Ich habe verloren? Ich kann mich nicht mehr daran erinnern. Vielleicht habe ich im Ring doch zu viele Schläge abbekommen. Nein, Spaß beiseite: Diese Niederlagen waren die wichtigsten Kämpfe in meiner Karriere. Ohne diese Erfahrungen wäre ich nie zu dem Boxer, dem Mann geworden, der ich jetzt bin. Ich habe dadurch erst den Sport ernstgenommen. Ich denke nicht, dass ich ohne die Niederlagen eine so lange, erfolgreiche Karriere gehabt hätte. Sie haben mir den Hunger gegeben. Ich bin so zu  einem Lehrling des Boxens geworden. Das nennt man im englischen Sweet Science, die süße Wissenschaft. Im Laufe der Jahre wurde ich zu einem Professor dieser süßen Wissenschaft. Ich habe so Vieles erst so richtig verstanden. Etwa, was es heißt, ein Vorbild zu sein.
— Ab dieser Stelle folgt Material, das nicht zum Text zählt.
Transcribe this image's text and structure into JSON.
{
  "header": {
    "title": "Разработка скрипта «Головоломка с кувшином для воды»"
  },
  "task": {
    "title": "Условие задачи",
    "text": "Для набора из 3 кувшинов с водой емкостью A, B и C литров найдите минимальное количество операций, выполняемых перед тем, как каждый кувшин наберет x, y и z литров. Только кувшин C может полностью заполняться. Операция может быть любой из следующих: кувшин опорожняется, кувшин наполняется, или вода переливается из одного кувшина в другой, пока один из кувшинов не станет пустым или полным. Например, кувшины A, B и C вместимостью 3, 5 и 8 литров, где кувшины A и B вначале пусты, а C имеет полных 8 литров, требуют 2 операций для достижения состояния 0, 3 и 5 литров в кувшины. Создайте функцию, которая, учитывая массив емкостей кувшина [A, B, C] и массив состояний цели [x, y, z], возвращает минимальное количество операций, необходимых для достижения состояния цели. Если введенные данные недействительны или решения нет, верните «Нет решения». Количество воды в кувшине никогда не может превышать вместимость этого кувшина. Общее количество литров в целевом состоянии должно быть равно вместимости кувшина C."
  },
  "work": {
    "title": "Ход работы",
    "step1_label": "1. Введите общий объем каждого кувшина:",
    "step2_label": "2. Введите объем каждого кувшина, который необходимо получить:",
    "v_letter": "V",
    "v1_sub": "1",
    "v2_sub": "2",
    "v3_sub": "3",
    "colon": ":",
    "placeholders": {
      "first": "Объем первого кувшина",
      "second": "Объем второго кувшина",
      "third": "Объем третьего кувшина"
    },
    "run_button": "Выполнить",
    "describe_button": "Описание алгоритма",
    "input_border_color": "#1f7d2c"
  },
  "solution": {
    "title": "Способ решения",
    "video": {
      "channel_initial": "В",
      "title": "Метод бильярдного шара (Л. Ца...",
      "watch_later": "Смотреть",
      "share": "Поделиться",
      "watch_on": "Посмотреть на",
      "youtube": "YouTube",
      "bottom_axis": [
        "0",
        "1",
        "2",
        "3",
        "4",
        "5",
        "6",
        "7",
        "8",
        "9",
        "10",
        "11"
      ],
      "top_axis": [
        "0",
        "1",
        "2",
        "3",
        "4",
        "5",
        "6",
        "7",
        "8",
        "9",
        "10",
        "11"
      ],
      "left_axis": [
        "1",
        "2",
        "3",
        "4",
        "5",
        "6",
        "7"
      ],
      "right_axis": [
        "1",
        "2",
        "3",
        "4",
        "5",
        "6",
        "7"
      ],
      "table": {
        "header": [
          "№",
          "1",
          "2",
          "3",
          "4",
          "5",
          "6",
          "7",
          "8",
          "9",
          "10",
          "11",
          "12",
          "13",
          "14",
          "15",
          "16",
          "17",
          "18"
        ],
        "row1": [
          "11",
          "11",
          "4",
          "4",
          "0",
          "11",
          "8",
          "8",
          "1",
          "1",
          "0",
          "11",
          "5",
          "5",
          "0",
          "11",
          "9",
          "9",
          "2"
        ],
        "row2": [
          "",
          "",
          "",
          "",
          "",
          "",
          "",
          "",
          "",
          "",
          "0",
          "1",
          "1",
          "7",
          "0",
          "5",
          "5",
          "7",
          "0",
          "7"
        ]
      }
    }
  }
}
Wer sind denn Ihre Vorbilder?

Da gibt es in den unterschiedlichsten Bereichen viele. In der Geschäftswelt ist es Richard Branson, der den Virgin-Konzern schuf und karitativ sehr engagiert ist. In der Musik ist es Quincy Jones. Er ist für mich ein Mann, der von höheren Mächten inspiriert sein muss. Im Boxen natürlich Muhammad Ali, der ein unglaublicher Boxer war, aber der es geschafft hat, im Leben danach noch beeindruckender, bedeutender zu sein. Und Max Schmeling, Deutschlands einziger Schwergewichtsweltmeister. Meine rechte Hand hat die von Schmeling geschüttelt. Mit dieser Rechten werde ich bei Fury die Therapie vollziehen.

Die Therapie mit der Stahlhammer-Faust.

So sieht es aus.

Wie schizophren ist eigentlich Ihr Beruf? Sie sind privat ruhig, zurückhaltend, hilfsbereit, aber im Ring müssen Sie jede Schwäche brutal ausnutzen.

Ich kann mir die Metamorphose selber nicht erklären. Ich muss zugeben, es dauert nach dem Kampf, bis ich aus dem Fight-Modus herauskomme. Das ist nichts, was man wie einen Schalter umlegen kann. Wenn ich meine Kämpfe später analysiere, bin ich selber erstaunt über den Kerl, der da unter meinem Namen in den Ring steigt. Ich muss zugeben, ich hätte Angst vor diesem Kerl. Ich würde nie gegen einen Boxkampf bestreiten (lacht).